少々BL要素が入りますが、絡みはまったくありません。

ですが、苦手な方はお気をつけください。

 僕が生まれた日。

 それは僕の本当のお母さんにとっては、人生で最悪の日なのだそうだ。

 僕はお父さんの顔を知らない。

 というより、お母さんが僕を身ごもったとわかると、すぐにいなくなったらしい。

 お母さんは僕を産むかどうか、本当に迷いに迷って、それでも産むことを決めて、そして「僕」が産まれた。

 で、僕が産まれた結果は「産むんじゃなかった」ってことだった。


  僕が産まれて、お母さんはいつも泣いていた。

 それは僕が6歳の時まで続いた。

 僕にはお母さんに、「ぎゅっとしてもらった」という記憶がない。

 虐待を受けたことはないけど、お母さんが僕に対して、何かしてくれたという思い出もない。いつも恐々と、「とっても苦手なもの」として見ていたんだと思う。
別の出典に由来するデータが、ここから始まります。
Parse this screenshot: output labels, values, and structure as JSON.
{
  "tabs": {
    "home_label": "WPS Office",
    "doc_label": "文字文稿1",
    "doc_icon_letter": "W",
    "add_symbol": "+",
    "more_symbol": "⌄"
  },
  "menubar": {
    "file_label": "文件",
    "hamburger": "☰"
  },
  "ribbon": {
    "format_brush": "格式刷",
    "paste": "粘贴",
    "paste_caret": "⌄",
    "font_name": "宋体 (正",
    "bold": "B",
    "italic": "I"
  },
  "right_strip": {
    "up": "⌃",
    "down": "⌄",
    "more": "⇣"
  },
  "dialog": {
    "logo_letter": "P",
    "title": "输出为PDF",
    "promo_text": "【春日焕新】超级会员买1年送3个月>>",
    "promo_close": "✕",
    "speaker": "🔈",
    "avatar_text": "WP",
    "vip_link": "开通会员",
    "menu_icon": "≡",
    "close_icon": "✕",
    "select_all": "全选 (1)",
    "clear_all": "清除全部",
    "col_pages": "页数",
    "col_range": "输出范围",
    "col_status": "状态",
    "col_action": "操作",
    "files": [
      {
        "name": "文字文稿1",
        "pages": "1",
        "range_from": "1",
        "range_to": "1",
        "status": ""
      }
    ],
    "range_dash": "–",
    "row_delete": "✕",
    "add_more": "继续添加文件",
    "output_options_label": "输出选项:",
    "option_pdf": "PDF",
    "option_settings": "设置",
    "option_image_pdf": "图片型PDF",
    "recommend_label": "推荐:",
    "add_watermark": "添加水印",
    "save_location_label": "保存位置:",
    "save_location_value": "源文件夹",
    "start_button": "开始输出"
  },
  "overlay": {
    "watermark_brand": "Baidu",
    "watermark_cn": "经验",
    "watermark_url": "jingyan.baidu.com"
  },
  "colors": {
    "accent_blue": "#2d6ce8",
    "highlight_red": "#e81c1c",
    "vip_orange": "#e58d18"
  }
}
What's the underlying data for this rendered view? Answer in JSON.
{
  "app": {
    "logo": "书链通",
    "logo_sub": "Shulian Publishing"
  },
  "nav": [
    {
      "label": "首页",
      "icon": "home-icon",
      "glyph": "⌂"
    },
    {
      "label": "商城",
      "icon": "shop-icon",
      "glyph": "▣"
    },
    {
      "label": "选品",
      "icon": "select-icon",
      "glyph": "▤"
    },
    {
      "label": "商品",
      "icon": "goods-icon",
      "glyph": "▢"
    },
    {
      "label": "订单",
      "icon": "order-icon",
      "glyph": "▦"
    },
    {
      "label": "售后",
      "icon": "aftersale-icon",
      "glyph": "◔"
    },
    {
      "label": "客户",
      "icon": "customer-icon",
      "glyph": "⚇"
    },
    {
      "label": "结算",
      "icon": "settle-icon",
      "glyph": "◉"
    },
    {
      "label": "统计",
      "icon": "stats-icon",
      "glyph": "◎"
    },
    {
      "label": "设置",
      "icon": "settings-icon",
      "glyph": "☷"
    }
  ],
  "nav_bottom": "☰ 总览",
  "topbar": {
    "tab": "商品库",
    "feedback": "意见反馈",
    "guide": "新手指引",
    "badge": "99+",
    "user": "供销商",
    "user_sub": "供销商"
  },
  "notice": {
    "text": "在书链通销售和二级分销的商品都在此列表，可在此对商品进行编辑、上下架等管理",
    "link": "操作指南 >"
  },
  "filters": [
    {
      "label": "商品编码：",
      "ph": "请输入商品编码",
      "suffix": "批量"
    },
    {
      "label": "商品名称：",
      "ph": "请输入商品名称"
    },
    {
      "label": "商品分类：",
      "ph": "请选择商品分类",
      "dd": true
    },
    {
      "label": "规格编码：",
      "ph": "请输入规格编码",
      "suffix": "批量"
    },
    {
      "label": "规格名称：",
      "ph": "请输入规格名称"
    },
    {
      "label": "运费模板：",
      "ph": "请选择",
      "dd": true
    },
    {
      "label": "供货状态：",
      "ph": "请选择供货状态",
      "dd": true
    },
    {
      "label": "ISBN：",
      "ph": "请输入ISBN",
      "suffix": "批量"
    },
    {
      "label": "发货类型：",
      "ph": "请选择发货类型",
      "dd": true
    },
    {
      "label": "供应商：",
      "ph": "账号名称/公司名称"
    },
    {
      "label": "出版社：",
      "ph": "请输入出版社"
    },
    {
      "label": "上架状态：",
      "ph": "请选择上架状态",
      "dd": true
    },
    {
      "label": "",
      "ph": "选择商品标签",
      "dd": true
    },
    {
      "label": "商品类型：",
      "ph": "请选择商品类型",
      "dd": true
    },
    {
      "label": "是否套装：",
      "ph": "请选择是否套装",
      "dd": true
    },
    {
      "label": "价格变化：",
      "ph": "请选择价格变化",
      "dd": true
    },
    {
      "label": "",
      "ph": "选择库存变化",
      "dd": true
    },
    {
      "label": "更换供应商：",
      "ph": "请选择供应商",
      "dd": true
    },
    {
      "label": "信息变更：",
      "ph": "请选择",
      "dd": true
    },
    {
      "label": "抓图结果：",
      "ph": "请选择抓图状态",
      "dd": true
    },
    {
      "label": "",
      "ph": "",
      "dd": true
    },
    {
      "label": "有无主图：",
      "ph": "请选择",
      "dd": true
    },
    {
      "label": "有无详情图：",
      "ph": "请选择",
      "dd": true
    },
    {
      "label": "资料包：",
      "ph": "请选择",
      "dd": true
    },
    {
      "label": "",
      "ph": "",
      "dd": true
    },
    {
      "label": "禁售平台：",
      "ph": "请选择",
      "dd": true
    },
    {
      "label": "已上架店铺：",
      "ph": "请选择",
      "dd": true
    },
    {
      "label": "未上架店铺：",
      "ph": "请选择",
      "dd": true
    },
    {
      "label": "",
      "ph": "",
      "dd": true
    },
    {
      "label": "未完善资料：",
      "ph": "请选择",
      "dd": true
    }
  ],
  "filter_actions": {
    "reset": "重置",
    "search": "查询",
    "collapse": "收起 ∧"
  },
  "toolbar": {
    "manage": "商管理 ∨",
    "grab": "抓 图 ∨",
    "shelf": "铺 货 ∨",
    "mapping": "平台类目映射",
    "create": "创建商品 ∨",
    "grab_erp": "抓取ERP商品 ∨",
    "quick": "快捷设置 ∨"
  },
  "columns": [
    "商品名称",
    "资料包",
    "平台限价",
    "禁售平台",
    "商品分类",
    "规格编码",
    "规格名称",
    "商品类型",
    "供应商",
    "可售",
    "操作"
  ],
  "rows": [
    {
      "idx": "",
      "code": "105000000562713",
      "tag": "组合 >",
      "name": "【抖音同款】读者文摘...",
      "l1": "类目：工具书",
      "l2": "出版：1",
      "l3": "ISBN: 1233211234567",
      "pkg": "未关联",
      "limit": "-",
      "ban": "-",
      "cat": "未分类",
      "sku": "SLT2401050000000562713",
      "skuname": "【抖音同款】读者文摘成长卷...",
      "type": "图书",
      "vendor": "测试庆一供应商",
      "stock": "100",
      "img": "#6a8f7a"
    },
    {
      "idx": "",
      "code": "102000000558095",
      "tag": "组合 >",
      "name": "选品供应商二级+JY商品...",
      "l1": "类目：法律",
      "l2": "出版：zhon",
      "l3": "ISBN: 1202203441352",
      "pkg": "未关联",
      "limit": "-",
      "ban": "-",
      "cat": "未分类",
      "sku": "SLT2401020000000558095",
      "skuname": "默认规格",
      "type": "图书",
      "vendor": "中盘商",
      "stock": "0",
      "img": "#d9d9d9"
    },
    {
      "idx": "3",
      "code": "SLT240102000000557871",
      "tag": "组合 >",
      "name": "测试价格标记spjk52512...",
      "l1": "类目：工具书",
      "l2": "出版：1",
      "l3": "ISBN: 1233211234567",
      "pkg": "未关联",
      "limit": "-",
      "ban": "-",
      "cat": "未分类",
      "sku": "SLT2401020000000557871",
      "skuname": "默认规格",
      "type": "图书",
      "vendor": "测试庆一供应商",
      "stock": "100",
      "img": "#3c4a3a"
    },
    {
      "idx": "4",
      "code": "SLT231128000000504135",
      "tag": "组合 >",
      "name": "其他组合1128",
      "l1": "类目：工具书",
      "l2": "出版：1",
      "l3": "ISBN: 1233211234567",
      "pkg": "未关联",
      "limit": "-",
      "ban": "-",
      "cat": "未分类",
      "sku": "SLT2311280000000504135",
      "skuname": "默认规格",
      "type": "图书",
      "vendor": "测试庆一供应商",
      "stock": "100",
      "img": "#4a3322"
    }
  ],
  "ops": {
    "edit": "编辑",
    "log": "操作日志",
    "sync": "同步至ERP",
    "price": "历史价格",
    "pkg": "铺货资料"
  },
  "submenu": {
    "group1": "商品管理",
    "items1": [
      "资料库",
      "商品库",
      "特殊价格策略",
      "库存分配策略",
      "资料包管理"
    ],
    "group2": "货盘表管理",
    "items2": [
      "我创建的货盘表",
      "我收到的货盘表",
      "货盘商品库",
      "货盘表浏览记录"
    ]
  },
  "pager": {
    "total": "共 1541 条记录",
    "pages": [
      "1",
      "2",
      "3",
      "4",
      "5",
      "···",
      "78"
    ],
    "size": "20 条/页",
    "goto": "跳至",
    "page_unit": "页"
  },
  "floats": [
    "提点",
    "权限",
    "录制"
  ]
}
「お母さんのお母さん」、おばあちゃんが一度、僕に向かってこう言ったことがある。

「お前は本当に気持ちが悪いよ……。とくに「目」が。

 どうしてこんな子が産まれちゃったのかね……。

 だからあんな男はだめだって言ったのに。父親がどうしようもないと、子供もこうなるんだね。

 まぁ、こんな子供は長生き出来ないっていうから、とっとと生まれ変わったほうがお前のためだろうけどね。お前には罪はないけど、恨むなら父親を恨みな。

 こう気持ち悪い姿になったのは、全部父親のどうしようもない「血」のせいなんだからね」

 たしか3歳か4歳ぐらいの時だったと思う。

 幼稚園や保育園にも行ったこともないから、いつごろだったか詳しくは覚えてないけど。

 でもその言葉だけはよく覚えてる。よっぽどショックだったみたいだから。



  あの時。僕を手放すことになった時、お母さんもおばあちゃんも迷いはなかっただろうと思ってる。

 僕がいなくなるのに、お母さんは「元気で幸せになってね」と安心した笑顔で、僕に手を振った。

 僕は悲しいとは思わなかった。強がりでもなんでもない。

 それがお母さんには一番良かったことだし、僕にとっても一番幸せになることだっただろうから。

 今、本当のお母さんに会ったら、僕は何も声をかけることなく、躊躇わないですれ違うことが出来る。

 だって今のその人は、僕にとっては単なる「赤の他人」だから……。